Since diaphragmatic function is related to inspiratory thickening, it is necessary to measure thickness at both end expiration and end inspiration. The result has been expressed as the thickening ratio (TR) – thickness at end inspiration divided by thickness at end expiration. In one study of quiet breathing of 200 healthy volunteers, the normal thickness was 1.9 ± 0.5 mm (from 1.2 mm to 2.79 mm) at end expiration and 2.6 ± 0.6 mm (from 1.65 mm to 3.7 mm) at end inspiration. This leads to 24.5% to 53.2% thickening during quiet breathing.
Another study reported mean thickening from resting expiration to resting inspiration of 20% ± 15.5% on the right side and 23.5% ± 24.4% on the left side. There was an interesting finding in this study, where in 29% of healthy subjects, the percentage of thickening was lower than 10%.
When compared with the diagnosis of clinicians based on clinical and functional assessments, including pulmonary function testing, chest X-ray, fluoroscopy, phrenic nerve conduction study and diaphragm electromyography, diaphragm ultrasound has demonstrated high sensitivity (93%) and specificity (100%) for the detection of diaphragmatic dysfunction induced by neuromuscular disease.

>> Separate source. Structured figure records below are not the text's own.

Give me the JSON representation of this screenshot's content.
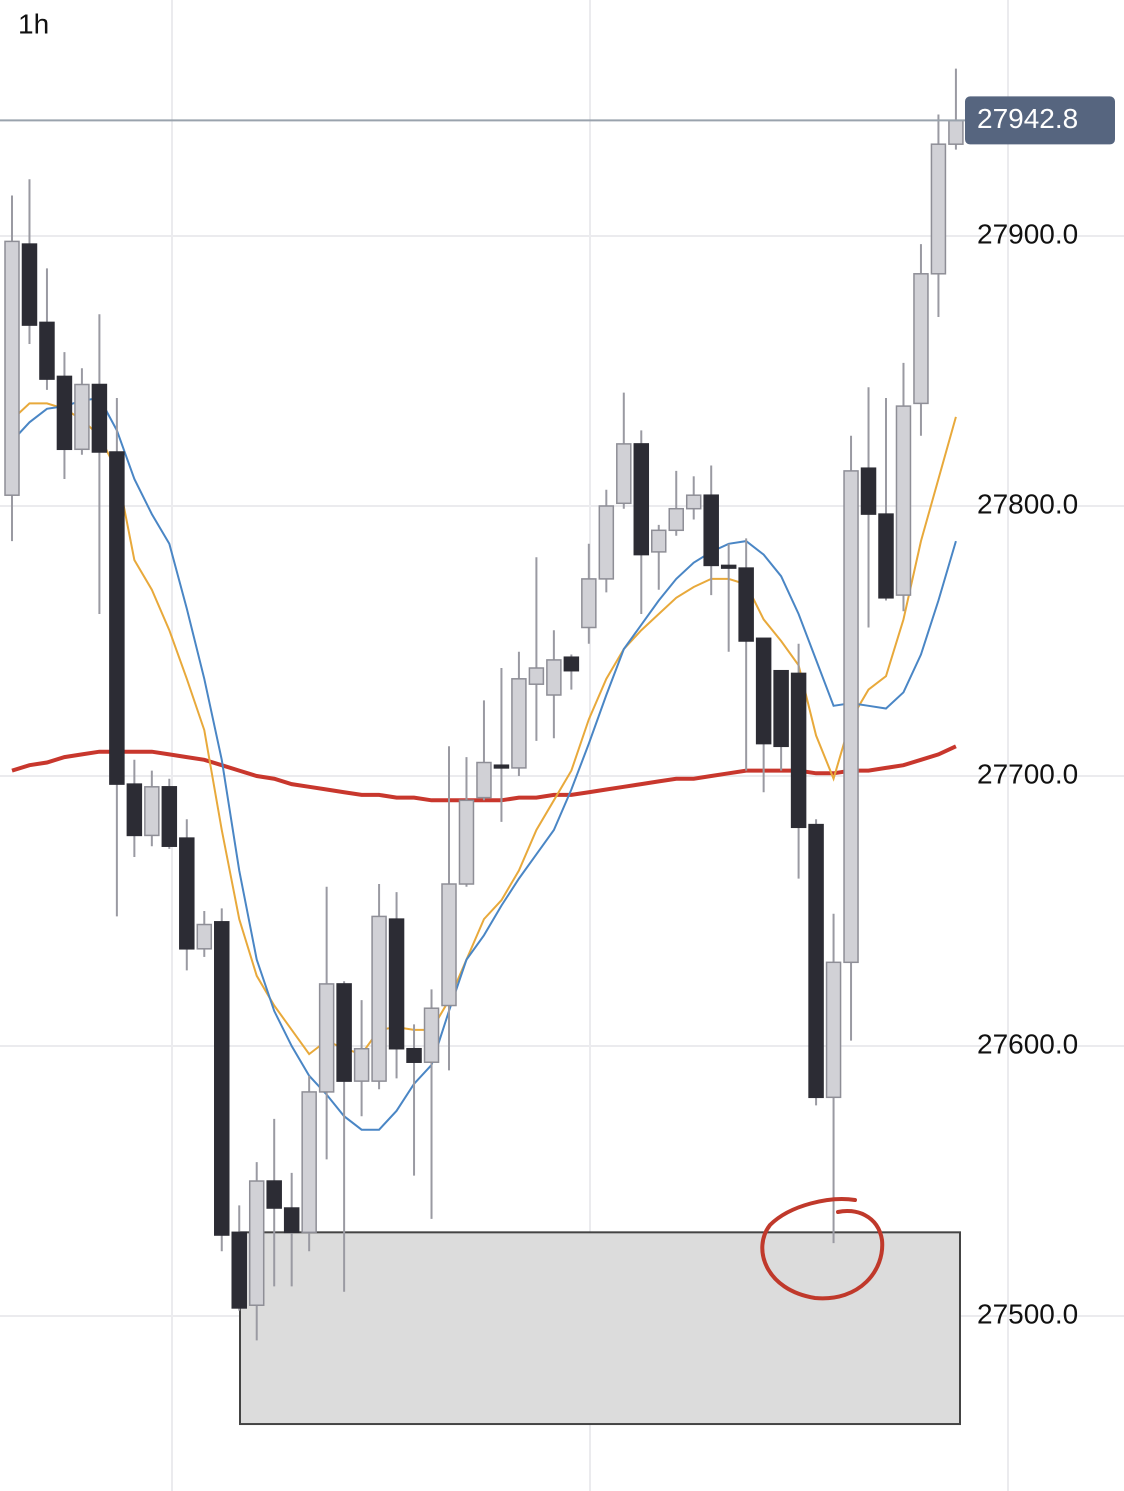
{
  "chart_data": {
    "type": "candlestick",
    "title": "1h",
    "open": [
      27804,
      27897,
      27868,
      27848,
      27821,
      27845,
      27820,
      27697,
      27678,
      27696,
      27677,
      27636,
      27646,
      27531,
      27504,
      27550,
      27540,
      27531,
      27583,
      27623,
      27587,
      27587,
      27647,
      27599,
      27594,
      27615,
      27660,
      27692,
      27704,
      27703,
      27734,
      27730,
      27744,
      27755,
      27773,
      27801,
      27823,
      27783,
      27791,
      27799,
      27804,
      27778,
      27777,
      27751,
      27739,
      27738,
      27682,
      27581,
      27631,
      27814,
      27797,
      27767,
      27838,
      27886,
      27934
    ],
    "high": [
      27915,
      27921,
      27888,
      27857,
      27851,
      27871,
      27840,
      27706,
      27702,
      27699,
      27684,
      27650,
      27651,
      27541,
      27557,
      27573,
      27553,
      27589,
      27659,
      27624,
      27617,
      27660,
      27657,
      27608,
      27621,
      27711,
      27707,
      27728,
      27740,
      27746,
      27781,
      27754,
      27745,
      27786,
      27806,
      27842,
      27828,
      27793,
      27813,
      27811,
      27815,
      27786,
      27788,
      27751,
      27739,
      27749,
      27684,
      27649,
      27826,
      27844,
      27840,
      27853,
      27897,
      27945,
      27962
    ],
    "low": [
      27787,
      27860,
      27843,
      27810,
      27819,
      27760,
      27648,
      27670,
      27674,
      27673,
      27628,
      27633,
      27524,
      27502,
      27491,
      27511,
      27511,
      27524,
      27558,
      27509,
      27574,
      27584,
      27588,
      27552,
      27536,
      27591,
      27659,
      27691,
      27683,
      27700,
      27713,
      27714,
      27732,
      27749,
      27768,
      27799,
      27760,
      27769,
      27789,
      27795,
      27767,
      27746,
      27702,
      27694,
      27702,
      27662,
      27578,
      27527,
      27602,
      27755,
      27765,
      27761,
      27826,
      27870,
      27932
    ],
    "close": [
      27898,
      27867,
      27847,
      27821,
      27845,
      27820,
      27697,
      27678,
      27696,
      27674,
      27636,
      27645,
      27530,
      27503,
      27550,
      27540,
      27531,
      27583,
      27623,
      27587,
      27599,
      27648,
      27599,
      27594,
      27614,
      27660,
      27691,
      27705,
      27703,
      27736,
      27740,
      27743,
      27739,
      27773,
      27800,
      27823,
      27782,
      27791,
      27799,
      27804,
      27778,
      27777,
      27750,
      27712,
      27711,
      27681,
      27581,
      27631,
      27813,
      27797,
      27766,
      27837,
      27886,
      27934,
      27942.8
    ],
    "up_color": "#d1d1d6",
    "down_color": "#2c2c34",
    "overlays": [
      {
        "color": "#c8372d",
        "values": [
          27702,
          27704,
          27705,
          27707,
          27708,
          27709,
          27709,
          27709,
          27709,
          27708,
          27707,
          27706,
          27704,
          27702,
          27700,
          27699,
          27697,
          27696,
          27695,
          27694,
          27693,
          27693,
          27692,
          27692,
          27691,
          27691,
          27691,
          27691,
          27691,
          27692,
          27692,
          27693,
          27693,
          27694,
          27695,
          27696,
          27697,
          27698,
          27699,
          27699,
          27700,
          27701,
          27702,
          27702,
          27702,
          27702,
          27701,
          27701,
          27702,
          27702,
          27703,
          27704,
          27706,
          27708,
          27711
        ]
      },
      {
        "color": "#e8a93b",
        "values": [
          27832,
          27838,
          27838,
          27836,
          27832,
          27826,
          27813,
          27780,
          27769,
          27754,
          27736,
          27717,
          27680,
          27647,
          27626,
          27615,
          27606,
          27597,
          27602,
          27599,
          27597,
          27606,
          27607,
          27606,
          27606,
          27617,
          27632,
          27647,
          27654,
          27665,
          27680,
          27691,
          27702,
          27721,
          27736,
          27747,
          27754,
          27760,
          27766,
          27770,
          27773,
          27773,
          27771,
          27758,
          27750,
          27741,
          27715,
          27699,
          27721,
          27732,
          27737,
          27758,
          27787,
          27810,
          27833
        ]
      },
      {
        "color": "#4a86c5",
        "values": [
          27824,
          27831,
          27836,
          27837,
          27839,
          27840,
          27828,
          27810,
          27797,
          27786,
          27762,
          27736,
          27706,
          27665,
          27632,
          27613,
          27600,
          27589,
          27582,
          27574,
          27569,
          27569,
          27576,
          27586,
          27593,
          27613,
          27632,
          27641,
          27652,
          27662,
          27671,
          27680,
          27695,
          27712,
          27730,
          27747,
          27756,
          27765,
          27773,
          27779,
          27783,
          27786,
          27787,
          27782,
          27774,
          27760,
          27743,
          27726,
          27727,
          27726,
          27725,
          27731,
          27745,
          27765,
          27787
        ]
      }
    ],
    "zone": {
      "low": 27460,
      "high": 27531
    },
    "last_price": 27942.8,
    "ylim": [
      27435.2,
      27987.4
    ],
    "yticks": [
      {
        "value": 27500,
        "label": "27500.0"
      },
      {
        "value": 27600,
        "label": "27600.0"
      },
      {
        "value": 27700,
        "label": "27700.0"
      },
      {
        "value": 27800,
        "label": "27800.0"
      },
      {
        "value": 27900,
        "label": "27900.0"
      }
    ],
    "grid": true
  }
}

The authors then describe these abnormal findings in hemidiaphragm paralysis, dysfunction, hypokinesis, and detection of diaphragmatic dysfunction in neuromuscular disease. The paper continues with discussion of ultrasound use for investigation of the diaphragm in patients with chronic respiratory disease such as COPD, trauma patients and critically ill patients.
The paper concludes with a discussion of newer technology – speckle tracking imaging – ultrasound technology that is based on the study of the displacement of the speckles i.e. the ultrasound signals reﬂected from microstructures in the tissue. The tracking of groups of speckles allows the measurement of the displacement and the deformation (the strain) of the organ studied. Therefore, two-dimensional speckle tracking imaging (STI) may be a promising tool for investigating diaphragmatic function in the future.
The authors conclude that ultrasound assessment of diaphragmatic function and dysfunction is well defined, and the combination of the study of diaphragmatic excursion and percentage of thickening allows hemidiaphragm paralysis to be diagnosed. They believe that in circumstances or diseases known to have a potential impact on the phrenic nerve or diaphragm muscle, ultrasound can offer a simple means of detecting diaphragmatic dysfunction. In this context, they suggest that repetitive examinations may be beneficial in assessing recovery or progressive impairment.